Uma exposição histórica permanente deve ocupar o casarão, enquanto a fábrica de açúcar poderá receber mostras temporárias, eventos e ainda abrigar peças e achados arqueológicos capazes de explicar o processo de produção do açúcar. O complexo ainda conta com uma capela, um atracadouro e uma área de restaurante com mais de 200 lugares. Casarão era a antiga Casa-Grande do engenho (Foto: Tatiana Azeviche/ Divulgação) O espaço possui um acervo com mais de 200 peças, como roupas, paramentos, pinturas, cerâmica, objetos decorativos e mobiliário, produzidos a partir do século 17. Além dos objetos, o museu vai utilizar de intervenções tecnológicas para recontar a história da região.

“O museu trata da história econômica, política e social do Brasil. Ele não traz só peças, mas os fatos históricos que aconteceram aqui. Usamos vários recursos, como texto, vídeo, painéis, além dos objetos, para contar a história do engenho e do povo do Recôncavo. O acervo original do museu foi restaurado e estará presente na reabertura”, conta a diretora de museus do Instituto do Patrimônio Artístico e Cultural do Estado da Bahia (Ipac), Maria de Fátima dos Santos.

Acompanhando os movimentos sociais recentes de revisionismo histórico, o período escravocrata deve ser revisitado no museu, afirma o diretor-geral do Ipac, João Carlos Oliveira. “Acredito que o espaço pode revisitar esta história da Baía de Todos-os-Santos e como ela também passou pelo uso de mão de obra escrava e pela produção de açúcar”, diz.

Uma das formas de chegar ao museu é pelo mar, assim como faziam os moradores da região no passado. Andréia Brandão, coordenadora de projetos turísticos do Prodetur, aponta que o trajeto pela baía estreita a conexão entre o ponto turístico e o oceano remetendo ao vínculo cultural da região.

“Ao permitir que se chegue ao atrativo cultural pelo mar, alinhamos dois nichos diferentes de turismo. Além da parte náutica, existe a cultura pois a distribuição dos produtos na região era feita em saveiros, não por terra. Ter essa visão do local pelo oceano também vai contar uma história”, relata. Atracadouro do Museu também passa por intervenções (Foto: Tatiana Azeviche/ Divulgação) O historiador Rafael Dantas explica que a Baía de Todos-os-Santos era um ponto de referência para as transformações do Recôncavo desde o século 16, o que demonstra a importância do mar para a região. "Todas as atividades comerciais da região entravam em diálogo com o mar.
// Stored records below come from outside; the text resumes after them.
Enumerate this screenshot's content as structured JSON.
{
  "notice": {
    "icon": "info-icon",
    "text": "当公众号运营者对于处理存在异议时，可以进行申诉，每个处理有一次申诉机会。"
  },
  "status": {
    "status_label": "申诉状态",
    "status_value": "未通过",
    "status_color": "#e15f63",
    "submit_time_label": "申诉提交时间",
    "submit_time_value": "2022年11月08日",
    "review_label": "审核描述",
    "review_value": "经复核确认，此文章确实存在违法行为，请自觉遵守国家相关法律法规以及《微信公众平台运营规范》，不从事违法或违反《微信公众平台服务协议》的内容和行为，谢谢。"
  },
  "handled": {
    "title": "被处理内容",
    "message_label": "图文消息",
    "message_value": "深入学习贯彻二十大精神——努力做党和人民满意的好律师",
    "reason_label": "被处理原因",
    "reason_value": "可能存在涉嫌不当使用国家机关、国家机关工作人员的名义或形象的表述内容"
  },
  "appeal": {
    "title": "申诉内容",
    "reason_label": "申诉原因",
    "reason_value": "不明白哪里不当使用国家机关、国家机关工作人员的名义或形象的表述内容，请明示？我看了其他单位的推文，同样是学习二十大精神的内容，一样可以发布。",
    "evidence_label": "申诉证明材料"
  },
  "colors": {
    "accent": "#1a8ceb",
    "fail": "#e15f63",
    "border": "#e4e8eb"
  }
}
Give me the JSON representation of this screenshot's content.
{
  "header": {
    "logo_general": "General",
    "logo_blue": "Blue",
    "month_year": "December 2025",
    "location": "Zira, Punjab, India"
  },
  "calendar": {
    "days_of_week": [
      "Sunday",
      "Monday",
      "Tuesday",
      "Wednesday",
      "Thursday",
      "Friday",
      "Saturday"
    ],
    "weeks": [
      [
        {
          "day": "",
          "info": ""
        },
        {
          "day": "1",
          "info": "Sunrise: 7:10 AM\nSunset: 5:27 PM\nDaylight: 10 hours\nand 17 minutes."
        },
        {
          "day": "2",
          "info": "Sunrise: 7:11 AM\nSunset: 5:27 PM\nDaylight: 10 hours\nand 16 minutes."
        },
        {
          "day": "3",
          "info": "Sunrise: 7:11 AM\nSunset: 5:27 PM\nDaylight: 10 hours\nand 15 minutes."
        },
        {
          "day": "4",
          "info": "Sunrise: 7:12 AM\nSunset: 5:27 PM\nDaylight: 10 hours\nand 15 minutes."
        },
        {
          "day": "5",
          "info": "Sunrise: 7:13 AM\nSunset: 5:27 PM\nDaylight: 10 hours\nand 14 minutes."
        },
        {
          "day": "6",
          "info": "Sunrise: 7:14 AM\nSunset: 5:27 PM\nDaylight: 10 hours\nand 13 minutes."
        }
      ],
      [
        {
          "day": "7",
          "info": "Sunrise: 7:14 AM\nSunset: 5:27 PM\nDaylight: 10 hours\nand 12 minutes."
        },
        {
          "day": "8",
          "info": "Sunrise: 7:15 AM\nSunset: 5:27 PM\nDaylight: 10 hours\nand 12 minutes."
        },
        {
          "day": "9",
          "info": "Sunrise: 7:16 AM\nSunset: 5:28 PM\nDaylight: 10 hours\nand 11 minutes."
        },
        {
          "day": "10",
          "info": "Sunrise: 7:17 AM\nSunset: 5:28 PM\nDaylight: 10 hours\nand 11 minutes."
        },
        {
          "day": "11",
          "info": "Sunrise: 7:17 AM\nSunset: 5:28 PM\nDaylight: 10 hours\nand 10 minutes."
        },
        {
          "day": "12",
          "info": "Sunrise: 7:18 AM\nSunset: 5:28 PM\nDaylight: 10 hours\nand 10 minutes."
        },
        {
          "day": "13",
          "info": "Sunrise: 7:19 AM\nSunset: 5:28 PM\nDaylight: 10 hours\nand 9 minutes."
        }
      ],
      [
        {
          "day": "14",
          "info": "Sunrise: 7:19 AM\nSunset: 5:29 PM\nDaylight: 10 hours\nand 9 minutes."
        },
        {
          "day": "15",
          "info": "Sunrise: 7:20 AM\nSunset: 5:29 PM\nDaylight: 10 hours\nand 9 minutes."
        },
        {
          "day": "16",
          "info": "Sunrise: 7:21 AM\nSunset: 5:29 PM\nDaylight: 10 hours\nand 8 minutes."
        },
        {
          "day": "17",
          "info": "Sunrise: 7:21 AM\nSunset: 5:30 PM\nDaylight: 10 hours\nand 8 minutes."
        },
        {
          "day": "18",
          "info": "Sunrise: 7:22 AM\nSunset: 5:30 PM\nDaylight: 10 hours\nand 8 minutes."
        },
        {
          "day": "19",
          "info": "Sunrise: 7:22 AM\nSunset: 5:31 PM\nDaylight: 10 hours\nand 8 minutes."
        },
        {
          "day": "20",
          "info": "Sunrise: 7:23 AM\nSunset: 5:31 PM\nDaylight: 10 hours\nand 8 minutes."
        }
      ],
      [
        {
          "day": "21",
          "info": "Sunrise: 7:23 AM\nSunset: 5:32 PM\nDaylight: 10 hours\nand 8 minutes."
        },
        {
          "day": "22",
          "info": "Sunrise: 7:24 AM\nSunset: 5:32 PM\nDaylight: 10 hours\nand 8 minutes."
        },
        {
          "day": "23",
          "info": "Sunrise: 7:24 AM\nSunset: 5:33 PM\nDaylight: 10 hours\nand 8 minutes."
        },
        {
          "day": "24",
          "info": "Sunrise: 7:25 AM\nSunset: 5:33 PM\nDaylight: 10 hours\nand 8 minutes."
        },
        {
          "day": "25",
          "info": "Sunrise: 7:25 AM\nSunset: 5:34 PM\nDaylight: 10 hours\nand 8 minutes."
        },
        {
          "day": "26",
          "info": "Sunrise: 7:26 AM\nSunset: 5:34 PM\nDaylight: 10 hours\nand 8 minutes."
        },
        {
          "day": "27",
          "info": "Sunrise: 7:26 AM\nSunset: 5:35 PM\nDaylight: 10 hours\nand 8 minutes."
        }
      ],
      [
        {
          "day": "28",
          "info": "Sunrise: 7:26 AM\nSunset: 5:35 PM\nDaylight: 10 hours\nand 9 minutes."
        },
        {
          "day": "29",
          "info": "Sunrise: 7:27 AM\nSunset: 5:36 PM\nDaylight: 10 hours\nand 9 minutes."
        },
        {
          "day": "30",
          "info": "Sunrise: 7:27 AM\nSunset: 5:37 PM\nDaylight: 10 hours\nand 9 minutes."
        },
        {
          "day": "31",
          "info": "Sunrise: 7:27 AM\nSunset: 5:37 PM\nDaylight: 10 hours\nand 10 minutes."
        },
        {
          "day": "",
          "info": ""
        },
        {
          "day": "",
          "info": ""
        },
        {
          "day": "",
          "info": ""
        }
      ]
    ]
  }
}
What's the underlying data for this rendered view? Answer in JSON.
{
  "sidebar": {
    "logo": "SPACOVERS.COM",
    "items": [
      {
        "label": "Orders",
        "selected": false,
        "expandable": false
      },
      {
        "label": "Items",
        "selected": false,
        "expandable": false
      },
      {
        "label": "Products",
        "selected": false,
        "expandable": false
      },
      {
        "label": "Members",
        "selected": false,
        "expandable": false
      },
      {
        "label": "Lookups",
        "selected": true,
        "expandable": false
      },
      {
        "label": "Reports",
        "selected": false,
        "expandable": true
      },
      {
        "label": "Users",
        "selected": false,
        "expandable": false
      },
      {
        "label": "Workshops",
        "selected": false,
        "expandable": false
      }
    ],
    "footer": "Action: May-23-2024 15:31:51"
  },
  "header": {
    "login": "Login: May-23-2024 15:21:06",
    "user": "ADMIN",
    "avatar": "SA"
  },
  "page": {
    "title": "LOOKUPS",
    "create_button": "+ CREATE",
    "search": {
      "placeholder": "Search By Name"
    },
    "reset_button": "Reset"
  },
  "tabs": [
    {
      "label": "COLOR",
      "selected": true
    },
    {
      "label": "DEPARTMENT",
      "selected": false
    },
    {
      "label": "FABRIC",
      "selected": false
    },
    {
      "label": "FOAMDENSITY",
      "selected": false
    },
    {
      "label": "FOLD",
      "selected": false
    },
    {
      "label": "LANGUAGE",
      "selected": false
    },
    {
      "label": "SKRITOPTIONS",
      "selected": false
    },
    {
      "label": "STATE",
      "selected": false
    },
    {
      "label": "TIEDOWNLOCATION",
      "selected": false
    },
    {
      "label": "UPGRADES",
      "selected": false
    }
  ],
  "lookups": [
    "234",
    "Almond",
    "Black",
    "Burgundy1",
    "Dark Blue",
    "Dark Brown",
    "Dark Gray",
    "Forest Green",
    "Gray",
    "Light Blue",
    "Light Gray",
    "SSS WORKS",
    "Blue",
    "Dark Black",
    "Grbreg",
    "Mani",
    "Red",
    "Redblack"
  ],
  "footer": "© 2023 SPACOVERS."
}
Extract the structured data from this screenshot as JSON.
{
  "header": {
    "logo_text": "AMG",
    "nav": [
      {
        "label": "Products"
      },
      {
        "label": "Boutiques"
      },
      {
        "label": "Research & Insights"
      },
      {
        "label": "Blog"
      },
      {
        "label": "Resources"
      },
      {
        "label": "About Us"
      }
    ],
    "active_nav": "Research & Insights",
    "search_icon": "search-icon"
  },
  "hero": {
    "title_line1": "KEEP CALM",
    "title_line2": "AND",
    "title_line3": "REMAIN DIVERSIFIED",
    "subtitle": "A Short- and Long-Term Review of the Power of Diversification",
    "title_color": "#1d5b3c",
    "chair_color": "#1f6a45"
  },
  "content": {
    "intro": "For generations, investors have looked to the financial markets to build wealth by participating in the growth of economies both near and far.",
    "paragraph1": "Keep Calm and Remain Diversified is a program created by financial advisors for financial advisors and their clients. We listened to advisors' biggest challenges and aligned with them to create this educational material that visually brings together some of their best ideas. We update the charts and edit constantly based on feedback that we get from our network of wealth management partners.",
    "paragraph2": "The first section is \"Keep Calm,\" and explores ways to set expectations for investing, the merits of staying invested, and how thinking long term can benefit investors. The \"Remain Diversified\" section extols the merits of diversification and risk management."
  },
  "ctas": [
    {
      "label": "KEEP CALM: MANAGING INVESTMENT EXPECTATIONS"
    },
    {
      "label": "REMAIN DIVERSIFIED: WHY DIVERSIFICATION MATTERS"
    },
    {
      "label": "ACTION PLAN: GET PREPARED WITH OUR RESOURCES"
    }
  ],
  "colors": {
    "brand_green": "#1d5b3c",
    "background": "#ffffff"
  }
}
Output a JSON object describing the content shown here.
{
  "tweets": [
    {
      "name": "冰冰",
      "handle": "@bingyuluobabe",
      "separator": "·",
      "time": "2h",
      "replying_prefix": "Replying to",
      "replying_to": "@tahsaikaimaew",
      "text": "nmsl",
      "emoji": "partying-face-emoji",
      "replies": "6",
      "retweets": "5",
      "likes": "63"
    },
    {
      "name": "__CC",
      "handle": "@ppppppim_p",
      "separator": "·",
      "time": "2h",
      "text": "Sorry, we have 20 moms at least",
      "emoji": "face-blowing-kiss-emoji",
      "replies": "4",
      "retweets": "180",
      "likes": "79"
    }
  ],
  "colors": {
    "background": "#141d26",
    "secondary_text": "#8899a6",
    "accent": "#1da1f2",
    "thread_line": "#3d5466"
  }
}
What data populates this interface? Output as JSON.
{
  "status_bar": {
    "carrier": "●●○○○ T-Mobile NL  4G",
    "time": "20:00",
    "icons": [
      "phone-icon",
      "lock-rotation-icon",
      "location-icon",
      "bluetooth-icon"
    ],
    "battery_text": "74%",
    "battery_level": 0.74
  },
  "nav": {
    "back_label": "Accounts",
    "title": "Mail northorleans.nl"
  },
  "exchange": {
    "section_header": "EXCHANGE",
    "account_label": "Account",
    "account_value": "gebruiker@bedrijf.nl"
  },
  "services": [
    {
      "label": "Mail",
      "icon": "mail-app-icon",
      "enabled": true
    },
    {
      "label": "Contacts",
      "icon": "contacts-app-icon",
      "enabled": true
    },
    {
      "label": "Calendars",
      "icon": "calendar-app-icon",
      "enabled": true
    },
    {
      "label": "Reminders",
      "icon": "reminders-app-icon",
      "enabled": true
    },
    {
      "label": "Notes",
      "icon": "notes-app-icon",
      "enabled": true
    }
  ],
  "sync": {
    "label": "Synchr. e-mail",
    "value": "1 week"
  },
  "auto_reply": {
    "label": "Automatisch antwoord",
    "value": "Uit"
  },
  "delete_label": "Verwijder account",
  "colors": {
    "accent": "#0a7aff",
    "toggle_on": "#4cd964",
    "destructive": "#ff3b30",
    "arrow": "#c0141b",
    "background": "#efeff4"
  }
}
Era pela baía que se realizava o comércio, inclusive, o escoamento do açúcar produzido no engenho", informa.

História No passado, o museu foi um dos mais importantes engenhos do Recôncavo e uma das mais significativas construções do período colonial na Bahia. As construções começaram a ser erguidas na segunda metade do século 16, passando por sucessivas reformas posteriormente. De acordo com Dantas, em 1624, o local foi atacado e incendiado pelos invasores holandeses. Depois de reerguido, o espaço passou a ser de posse de Antônio da Rocha Pita até ser comprado pelo Conde de Passé, no século 19. A família Araújo Pinho foi a última proprietária do imóvel, que está sob responsabilidade do Ipac. 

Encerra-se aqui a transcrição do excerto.